The Attorney-General George Brandis has named outgoing Member for Fisher Mal Brough as Australia’s next Race Discrimination Commissioner. The announcement comes as incumbent Commissioner is set to finish his term in early 2017.
In a short press conference, the Attorney-General praised Brough for his 14 years of service to the Australian parliament, in particularly his 11 years as the Member for Dickson, during which time Brough represented an electorate in which less than 8% of voters spoke a language other than English.
Senator Brandis also spoke of Brough’s 14 months as the Minister for Indigenous Affairs, during which time he oversaw the controversial North Territory Intervention. It was this time in particular in which Senator Brandis believes Mr Brough developed a an acute sense of how to employ racial discrimination “as an effective means to a desired outcome”.
Mr Brough told The (un)Australian that he felt blessed to be given a “fifth or sixth chance at public life”. Having lost his seat in 2007, been embroiled in “Ashbygate” in 2012 and forced to resign as Special Minister of State in 2015, some might reasonably have inferred that Mr Brough had exhausted his chances. However according to John Franz, political historian from the ANU, these kind of hiccoughs just seem to propel Brough on to greater office.
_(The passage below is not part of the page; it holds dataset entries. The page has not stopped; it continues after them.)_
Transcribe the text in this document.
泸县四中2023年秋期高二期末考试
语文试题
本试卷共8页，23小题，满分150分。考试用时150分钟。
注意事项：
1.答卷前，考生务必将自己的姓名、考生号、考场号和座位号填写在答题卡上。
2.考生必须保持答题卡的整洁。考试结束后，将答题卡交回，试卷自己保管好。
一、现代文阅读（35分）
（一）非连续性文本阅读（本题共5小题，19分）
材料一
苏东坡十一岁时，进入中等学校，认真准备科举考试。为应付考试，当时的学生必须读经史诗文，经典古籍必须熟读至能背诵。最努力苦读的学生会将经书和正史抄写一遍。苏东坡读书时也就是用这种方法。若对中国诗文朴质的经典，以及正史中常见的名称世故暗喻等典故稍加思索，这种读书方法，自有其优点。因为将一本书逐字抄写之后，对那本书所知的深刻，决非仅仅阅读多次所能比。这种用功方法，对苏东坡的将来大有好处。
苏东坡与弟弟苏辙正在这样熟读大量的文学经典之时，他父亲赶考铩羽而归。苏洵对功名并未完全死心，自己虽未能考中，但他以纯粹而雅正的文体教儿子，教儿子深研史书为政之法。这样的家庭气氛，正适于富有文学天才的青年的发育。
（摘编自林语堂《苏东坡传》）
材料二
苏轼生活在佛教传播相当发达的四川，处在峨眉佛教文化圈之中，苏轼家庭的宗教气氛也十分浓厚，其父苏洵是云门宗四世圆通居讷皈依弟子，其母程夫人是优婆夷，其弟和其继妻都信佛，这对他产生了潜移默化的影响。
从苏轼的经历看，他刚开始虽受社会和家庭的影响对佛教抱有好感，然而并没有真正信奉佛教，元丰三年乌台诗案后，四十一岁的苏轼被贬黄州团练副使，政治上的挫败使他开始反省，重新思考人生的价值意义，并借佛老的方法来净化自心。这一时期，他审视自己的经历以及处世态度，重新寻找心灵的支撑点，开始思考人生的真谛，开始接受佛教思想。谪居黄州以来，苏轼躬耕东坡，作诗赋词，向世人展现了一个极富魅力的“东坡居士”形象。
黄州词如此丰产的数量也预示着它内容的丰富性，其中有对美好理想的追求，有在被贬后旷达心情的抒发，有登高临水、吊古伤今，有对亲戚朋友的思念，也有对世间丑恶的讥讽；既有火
“Mal’s been stuffing up since he was a backbencher back in 1997. It doesn’t seem to set his career back at all like it would for anyone else. He just gets fired, goes out of the public spotlight for 18 months then comes back with a promotion and a new office.
“The smart money says that he resigns as Race Discrimination Commissioner in two years time after wearing a Nazi uniform to a dress-up party, then comes back two years after that as Governor-General.”